Flairant la convoitise des Lobillard, le patriarche Ogrig de l’époque, Rolph dit le Hardi, acheta à bon prix une flottille de barques et de gabares et chargea celles-ci des marchandises et richesses laissées derrière par les Aerann. Moins d’une semaine plus tard, il profitait du couvert de la nuit pour remonter le cours du fleuve Augivre avec ses cargaisons. Sa destination fut la foire marchande de Vaer, à plusieurs lieues à l’Est de Fel. Malgré la fermeture des portes de la ville fluviale en temps de Sang’Noir, la famille ducale de l’époque, les Torrig, accepta exceptionnellement la venue de Rolph entre ses murs. Rapidement, celui-ci liquida quantité de ses produits et, tout en augmentant considérablement sa fortune personnelle, devînt un héros parmi le peuple affamé par le Sang’Noir.

Lorsque la Longue Année fut terminée, le marchand Ogrig usa de toute son influence auprès de la nouvelle famille régnante de Vaer -les Lacignon- afin d’obtenir le contrôle et la gestion du port fluvial de la cité. À partir de ce moment, Rolph déploya tout au long de l’Augivre et de la Laurelanne un réseau de gués accueillant ses barques marchandes. Sa stratégie était aussi simple qu’efficace : mettre à la disposition des artisans et des travailleurs ses embarcations en échange d’un pourcentage de leurs profits. Par cette méthode, il s’insinua dans l’ensemble des affaires commerciales de l’ouest ébénois et décupla son patrimoine. Grâce aux innombrables carats qu’il accumula, il inaugura peu avant sa mort la première banque du royaume, coeur de sa puissante guilde. Jusqu’en 318, la famille Ogrig fut parmi les trois plus richissimes maisons du royaume.

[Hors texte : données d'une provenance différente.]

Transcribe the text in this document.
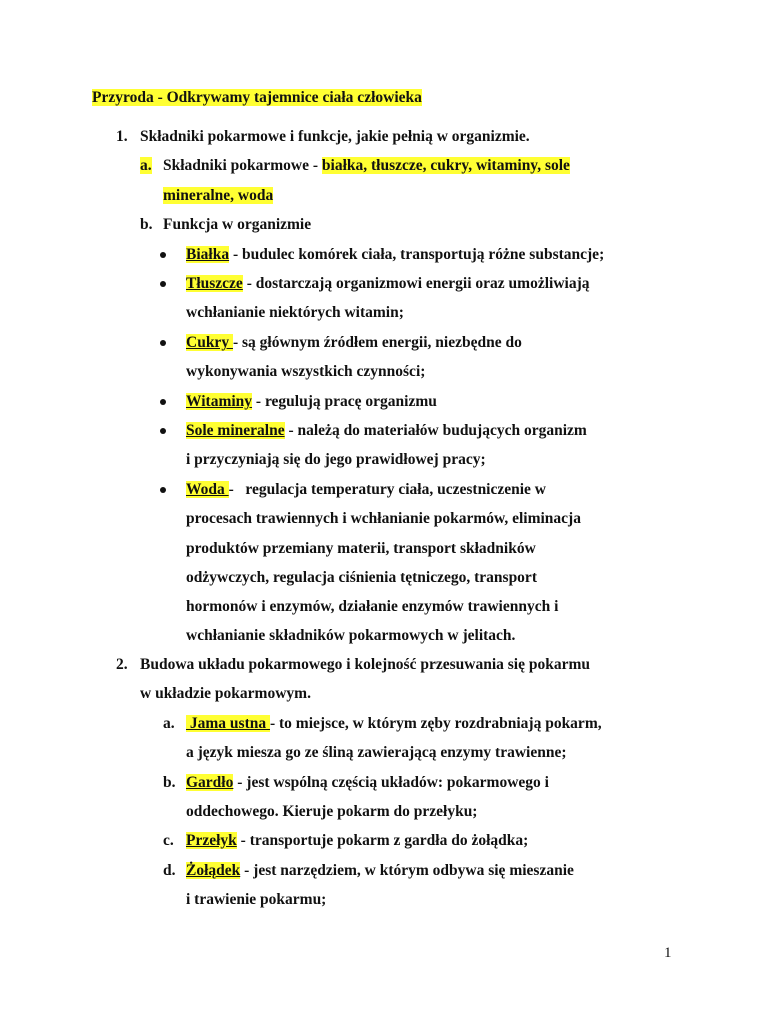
Przyroda - Odkrywamy tajemnice ciała człowieka
1. Składniki pokarmowe i funkcje, jakie pełnią w organizmie.
a. Składniki pokarmowe - białka, tłuszcze, cukry, witaminy, sole
mineralne, woda
b. Funkcja w organizmie
Białka - budulec komórek ciała, transportują różne substancje;
Tłuszcze - dostarczają organizmowi energii oraz umożliwiają
wchłanianie niektórych witamin;
Cukry - są głównym źródłem energii, niezbędne do
wykonywania wszystkich czynności;
Witaminy - regulują pracę organizmu
Sole mineralne - należą do materiałów budujących organizm
i przyczyniają się do jego prawidłowej pracy;
Woda -   regulacja temperatury ciała, uczestniczenie w
procesach trawiennych i wchłanianie pokarmów, eliminacja
produktów przemiany materii, transport składników
odżywczych, regulacja ciśnienia tętniczego, transport
hormonów i enzymów, działanie enzymów trawiennych i
wchłanianie składników pokarmowych w jelitach.
2. Budowa układu pokarmowego i kolejność przesuwania się pokarmu
w układzie pokarmowym.
a. Jama ustna - to miejsce, w którym zęby rozdrabniają pokarm,
a język miesza go ze śliną zawierającą enzymy trawienne;
b. Gardło - jest wspólną częścią układów: pokarmowego i
oddechowego. Kieruje pokarm do przełyku;
c. Przełyk - transportuje pokarm z gardła do żołądka;
d. Żołądek - jest narzędziem, w którym odbywa się mieszanie
i trawienie pokarmu;
1
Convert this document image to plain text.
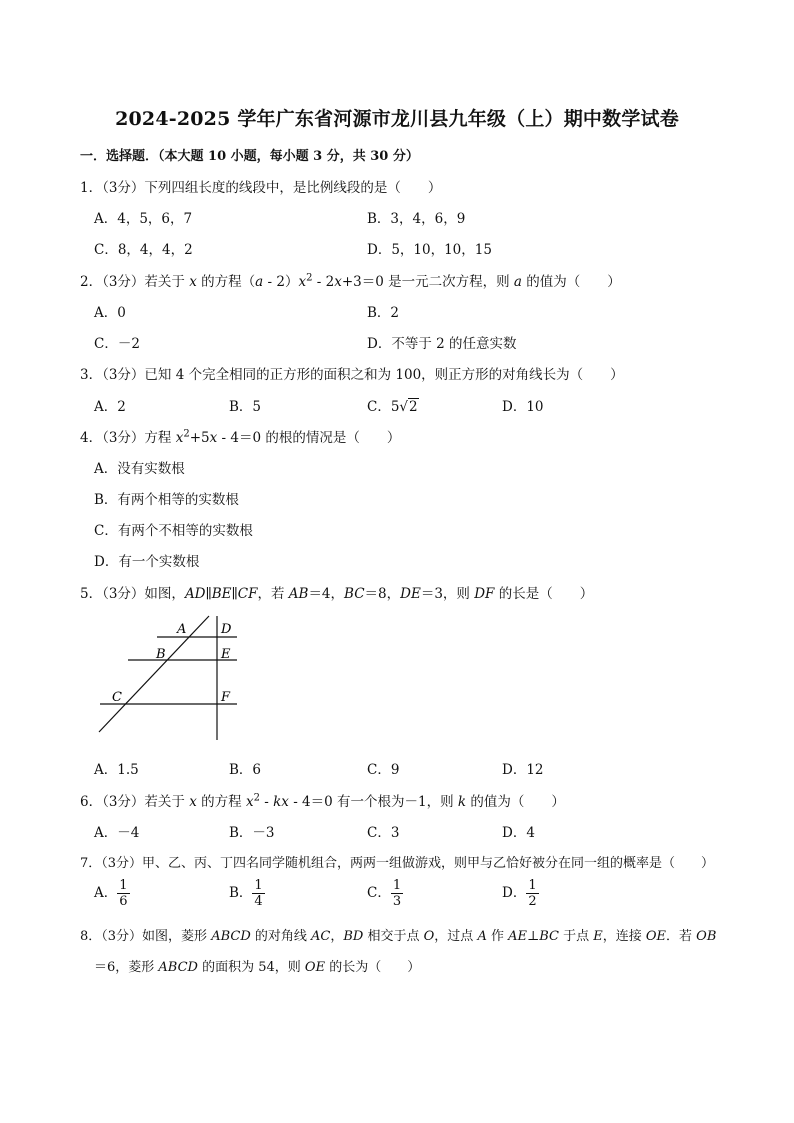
2024-2025 学年广东省河源市龙川县九年级（上）期中数学试卷
一．选择题．（本大题 10 小题，每小题 3 分，共 30 分）
1．（3分）下列四组长度的线段中，是比例线段的是（　　）
A．4，5，6，7	B．3，4，6，9
C．8，4，4，2	D．5，10，10，15
2．（3分）若关于 x 的方程$(a - 2)x^2 - 2x+3=0$ 是一元二次方程，则 a 的值为（　　）
A．0	B．2
C．－2	D．不等于 2 的任意实数
3．（3分）已知 4 个完全相同的正方形的面积之和为 100，则正方形的对角线长为（　　）
A．2	B．5	C．5√2	D．10
4．（3分）方程 $x^2+5x - 4=0$ 的根的情况是（　　）
A．没有实数根
B．有两个相等的实数根
C．有两个不相等的实数根
D．有一个实数根
5．（3分）如图，AD∥BE∥CF，若 AB＝4，BC＝8，DE＝3，则 DF 的长是（　　）
A	D
B	E
C	F
A．1.5	B．6	C．9	D．12
6．（3分）若关于 x 的方程 $x^2$ - kx - 4＝0 有一个根为－1，则 k 的值为（　　）
A．－4	B．－3	C．3	D．4
7．（3分）甲、乙、丙、丁四名同学随机组合，两两一组做游戏，则甲与乙恰好被分在同一组的概率是（　　）
A． $\frac{1}{6}$	B． $\frac{1}{4}$	C． $\frac{1}{3}$	D． $\frac{1}{2}$
8．（3分）如图，菱形 ABCD 的对角线 AC，BD 相交于点 O，过点 A 作 AE⊥BC 于点 E，连接 OE．若 OB
＝6，菱形 ABCD 的面积为 54，则 OE 的长为（　　）
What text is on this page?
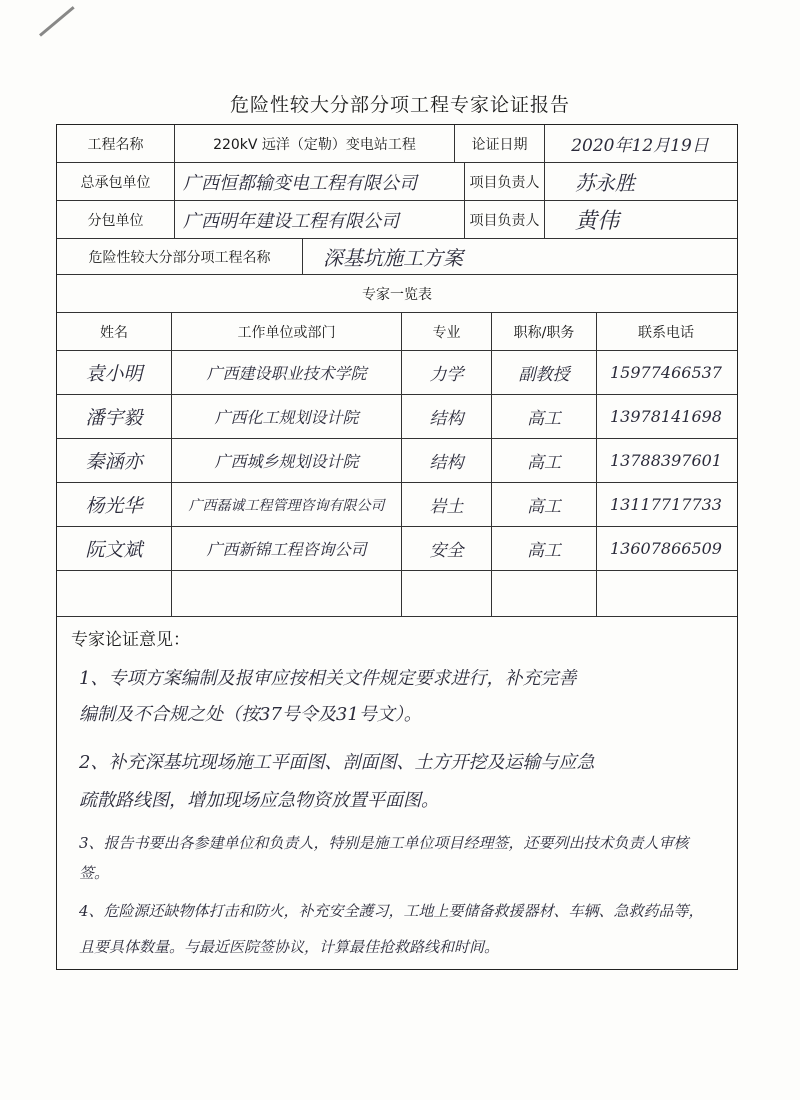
危险性较大分部分项工程专家论证报告
工程名称	220kV 远洋（定勒）变电站工程	论证日期	2020年12月19日
总承包单位	广西恒都输变电工程有限公司	项目负责人 苏永胜
分包单位	广西明年建设工程有限公司	项目负责人 黄伟
危险性较大分部分项工程名称	深基坑施工方案
专家一览表
姓名	工作单位或部门	专业	职称/职务	联系电话
袁小明	广西建设职业技术学院	力学	副教授	15977466537
潘宇毅	广西化工规划设计院	结构	高工	13978141698
秦涵亦	广西城乡规划设计院	结构	高工	13788397601
杨光华	广西磊诚工程管理咨询有限公司	岩土	高工	13117717733
阮文斌	广西新锦工程咨询公司	安全	高工	13607866509
专家论证意见：
1、专项方案编制及报审应按相关文件规定要求进行，补充完善
编制及不合规之处（按37号令及31号文）。
2、补充深基坑现场施工平面图、剖面图、土方开挖及运输与应急
疏散路线图，增加现场应急物资放置平面图。
3、报告书要出各参建单位和负责人，特别是施工单位项目经理签，还要列出技术负责人审核
签。
4、危险源还缺物体打击和防火，补充安全護习，工地上要储备救援器材、车辆、急救药品等，
且要具体数量。与最近医院签协议，计算最佳抢救路线和时间。
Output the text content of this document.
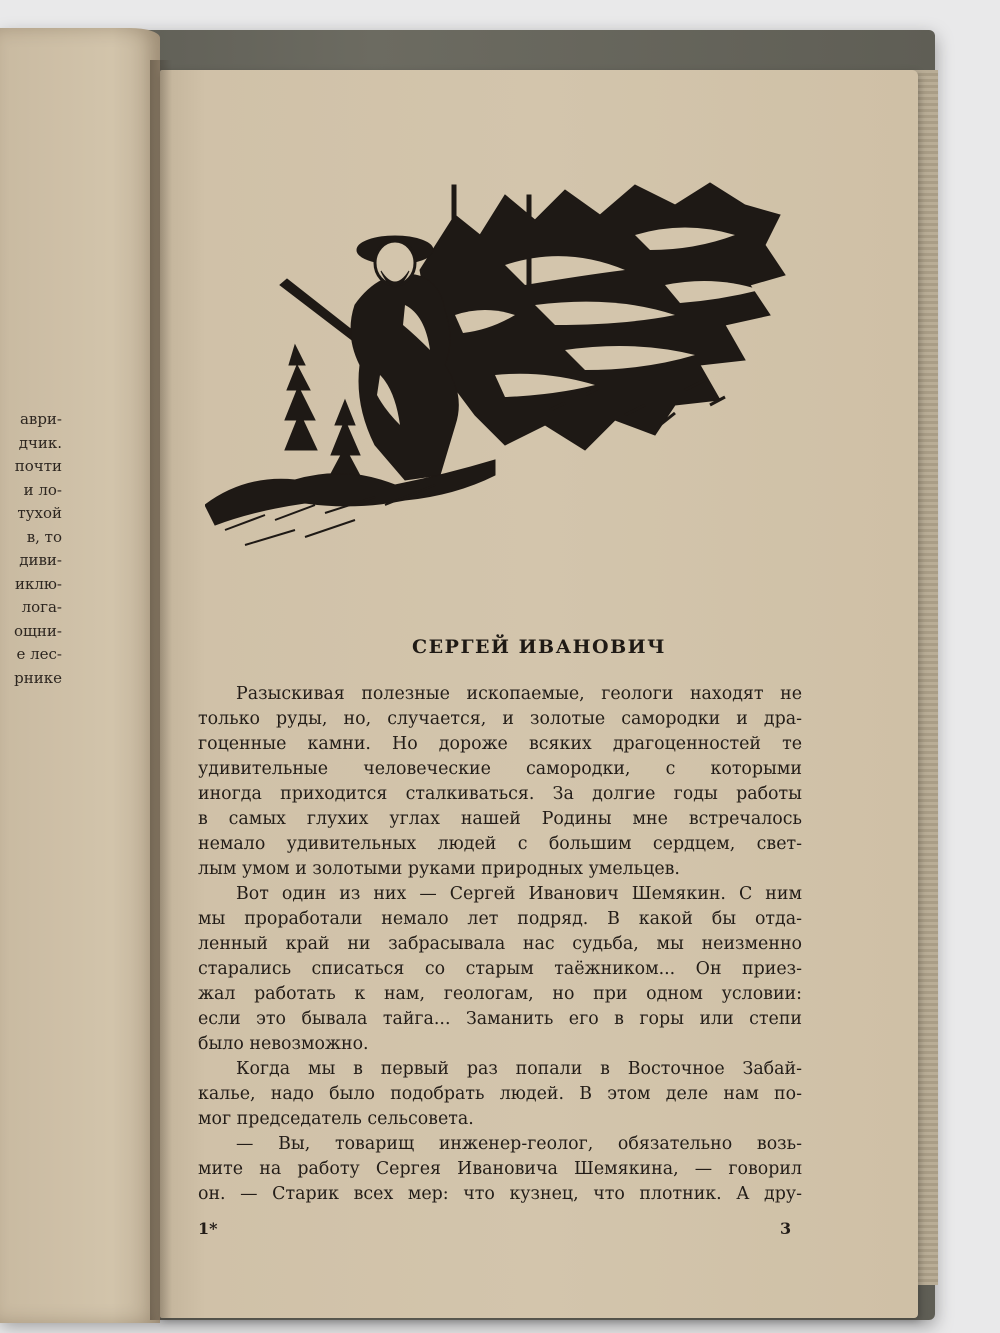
аври-
дчик.
почти
и ло-
тухой
в, то
диви-
иклю-
лога-
ощни-
е лес-
рнике
СЕРГЕЙ ИВАНОВИЧ
Разыскивая полезные ископаемые, геологи находят не
только руды, но, случается, и золотые самородки и дра-
гоценные камни. Но дороже всяких драгоценностей те
удивительные человеческие самородки, с которыми
иногда приходится сталкиваться. За долгие годы работы
в самых глухих углах нашей Родины мне встречалось
немало удивительных людей с большим сердцем, свет-
лым умом и золотыми руками природных умельцев.
Вот один из них — Сергей Иванович Шемякин. С ним
мы проработали немало лет подряд. В какой бы отда-
ленный край ни забрасывала нас судьба, мы неизменно
старались списаться со старым таёжником... Он приез-
жал работать к нам, геологам, но при одном условии:
если это бывала тайга... Заманить его в горы или степи
было невозможно.
Когда мы в первый раз попали в Восточное Забай-
калье, надо было подобрать людей. В этом деле нам по-
мог председатель сельсовета.
— Вы, товарищ инженер-геолог, обязательно возь-
мите на работу Сергея Ивановича Шемякина, — говорил
он. — Старик всех мер: что кузнец, что плотник. А дру-
1*	3
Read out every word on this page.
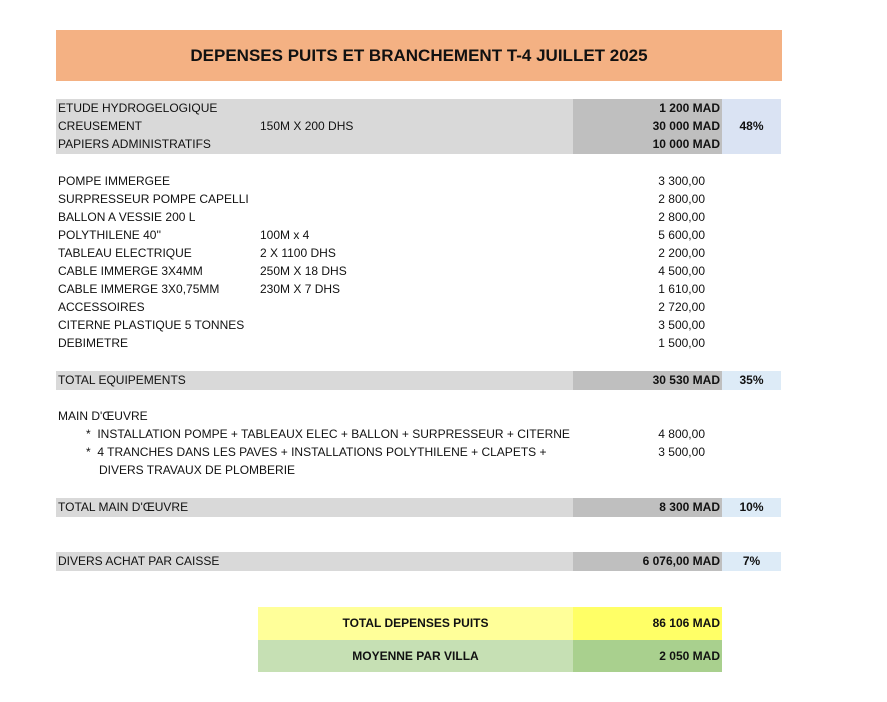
DEPENSES PUITS ET BRANCHEMENT T-4 JUILLET 2025
ETUDE HYDROGELOGIQUE	1 200 MAD
CREUSEMENT	150M X 200 DHS	30 000 MAD	48%
PAPIERS ADMINISTRATIFS	10 000 MAD
POMPE IMMERGEE	3 300,00
SURPRESSEUR POMPE CAPELLI	2 800,00
BALLON A VESSIE 200 L	2 800,00
POLYTHILENE 40''	100M x 4	5 600,00
TABLEAU ELECTRIQUE	2 X 1100 DHS	2 200,00
CABLE IMMERGE 3X4MM	250M X 18 DHS	4 500,00
CABLE IMMERGE 3X0,75MM	230M X 7 DHS	1 610,00
ACCESSOIRES	2 720,00
CITERNE PLASTIQUE 5 TONNES	3 500,00
DEBIMETRE	1 500,00
TOTAL EQUIPEMENTS	30 530 MAD	35%
MAIN D'ŒUVRE
* INSTALLATION POMPE + TABLEAUX ELEC + BALLON + SURPRESSEUR + CITERNE	4 800,00
* 4 TRANCHES DANS LES PAVES + INSTALLATIONS POLYTHILENE + CLAPETS +	3 500,00
DIVERS TRAVAUX DE PLOMBERIE
TOTAL MAIN D'ŒUVRE	8 300 MAD	10%
DIVERS ACHAT PAR CAISSE	6 076,00 MAD	7%
TOTAL DEPENSES PUITS	86 106 MAD
MOYENNE PAR VILLA	2 050 MAD
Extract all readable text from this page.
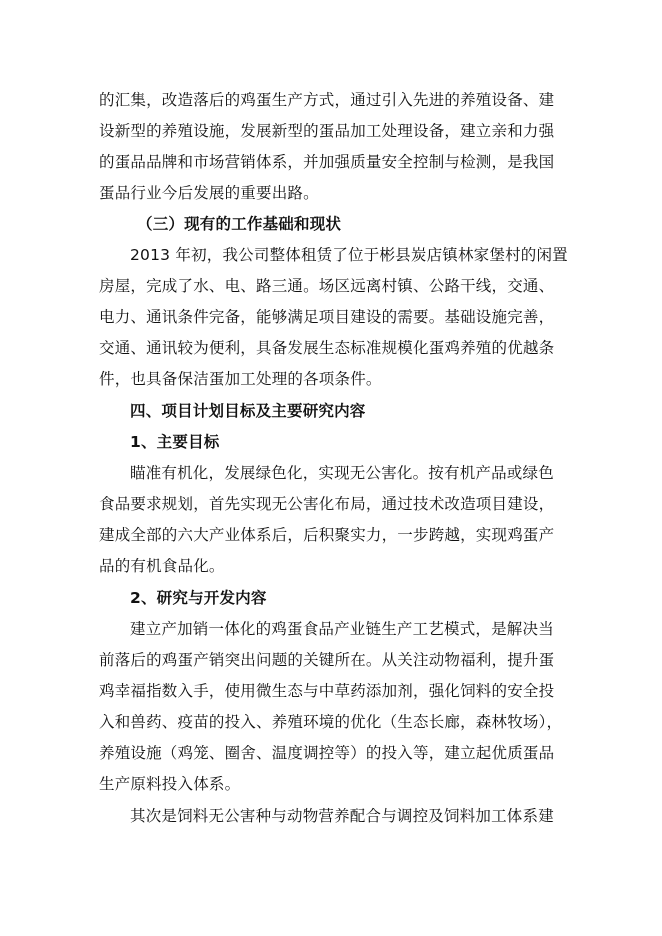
的汇集，改造落后的鸡蛋生产方式，通过引入先进的养殖设备、建
设新型的养殖设施，发展新型的蛋品加工处理设备，建立亲和力强
的蛋品品牌和市场营销体系，并加强质量安全控制与检测，是我国
蛋品行业今后发展的重要出路。
（三）现有的工作基础和现状
2013 年初，我公司整体租赁了位于彬县炭店镇林家堡村的闲置
房屋，完成了水、电、路三通。场区远离村镇、公路干线，交通、
电力、通讯条件完备，能够满足项目建设的需要。基础设施完善，
交通、通讯较为便利，具备发展生态标准规模化蛋鸡养殖的优越条
件，也具备保洁蛋加工处理的各项条件。
四、项目计划目标及主要研究内容
1、主要目标
瞄准有机化，发展绿色化，实现无公害化。按有机产品或绿色
食品要求规划，首先实现无公害化布局，通过技术改造项目建设，
建成全部的六大产业体系后，后积聚实力，一步跨越，实现鸡蛋产
品的有机食品化。
2、研究与开发内容
建立产加销一体化的鸡蛋食品产业链生产工艺模式，是解决当
前落后的鸡蛋产销突出问题的关键所在。从关注动物福利，提升蛋
鸡幸福指数入手，使用微生态与中草药添加剂，强化饲料的安全投
入和兽药、疫苗的投入、养殖环境的优化（生态长廊，森林牧场），
养殖设施（鸡笼、圈舍、温度调控等）的投入等，建立起优质蛋品
生产原料投入体系。
其次是饲料无公害种与动物营养配合与调控及饲料加工体系建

En 318, Rodrick Ogrig et Gustaf Aerann, dirigeant de la Guilde des Francs-Marchands en Fel, se rencontrèrent à l’occasion de la troisième foire de Fel. Lors de ce sommet, les deux hommes convinrent que l’heure était venue de restituer à leurs propriétaires les anciens avoirs des Aerann détenus par la Banque d’Ébène depuis trois siècles. Affaiblie à la suite de nombreux scandales, Ogrig n’eut d’autre choix que d’accepter. En ce jour historique, les deux hommes signèrent la “Franche alliance”, contrat dans lequel la Banque d’Ébène et la Guilde des Francs marchands fusionnaient en une seule et même entité commerciale, la Guilde franche d’Ébène. En toute magnanimité, Aldrick Aerann, palatin de Felbourg, décréta le même jour que la métropole de l’ouest devait désormais être sous la guidance de cette nouvelle entité marchande et que Gustaf Aerann, son fils, en serait le comte.

L’aventure de la Guilde franche d’Ébène dura près de cinq ans. Grâce à ses nombreux partenaires partout dans le royaume, l’organisation assimila une à une ses opposantes, devenant la plus gigantesque force commerciale de l’ère royale. Or, en 322, celle-ci s’écroula subitement sous les pressions internes et les attaques de ses adversaires de l’est. On découvrit que les fonds de la Guilde franche étaient fréquemment détournés afin de nourrir les coffres des Aerann de Fel. Plus encore, on apprit qu’elle avait, des années durant, vendu du bois aux seigneurs du Vinderrhin. Bois qu’ils utilisèrent ensuite afin de construire une flotte d’invasion du royaume. Un à un, les partenaires de la Guilde franche se dissocièrent d’elle et regagnèrent leur indépendance. La Banque d’Ébène ne fit pas exception à ce mouvement.

Incertaine de son avenir, la Banque erra pendant plusieurs mois. De Felbourg-la-Cité, elle déménagea à Gué-du-Roi puis à Pyrae. Finalement, à l’initiative du riche marchand Francesco Cuccia, elle revint définitivement à Gué-du-Roi lors de la Guerre de l’Avènement. Elle prit alors une nouvelle orientation qui devait la définir pour les cinquante années suivantes. Profitant de l’insécurité ambiante à Gué-du-Roi et de son nouveau statut de ville hôte des forces républicaines, la Banque s’associa les services de Vassili de Vignolles de la compagnie mercenaire des Mille Bannières afin de rapatrier dans la cité des milliers de reîtres en provenance des différents palatinats. Enfin, elle se lança dans la gestion du mercenariat. Mélangeant les prêts à usure, la location de légions guerrières et les investissements dans des secteurs stratégiques du royaume (ex : les écluses de la Laurelanne), la Banque devint officiellement la gestionnaire des finances de Gué-du-Roi.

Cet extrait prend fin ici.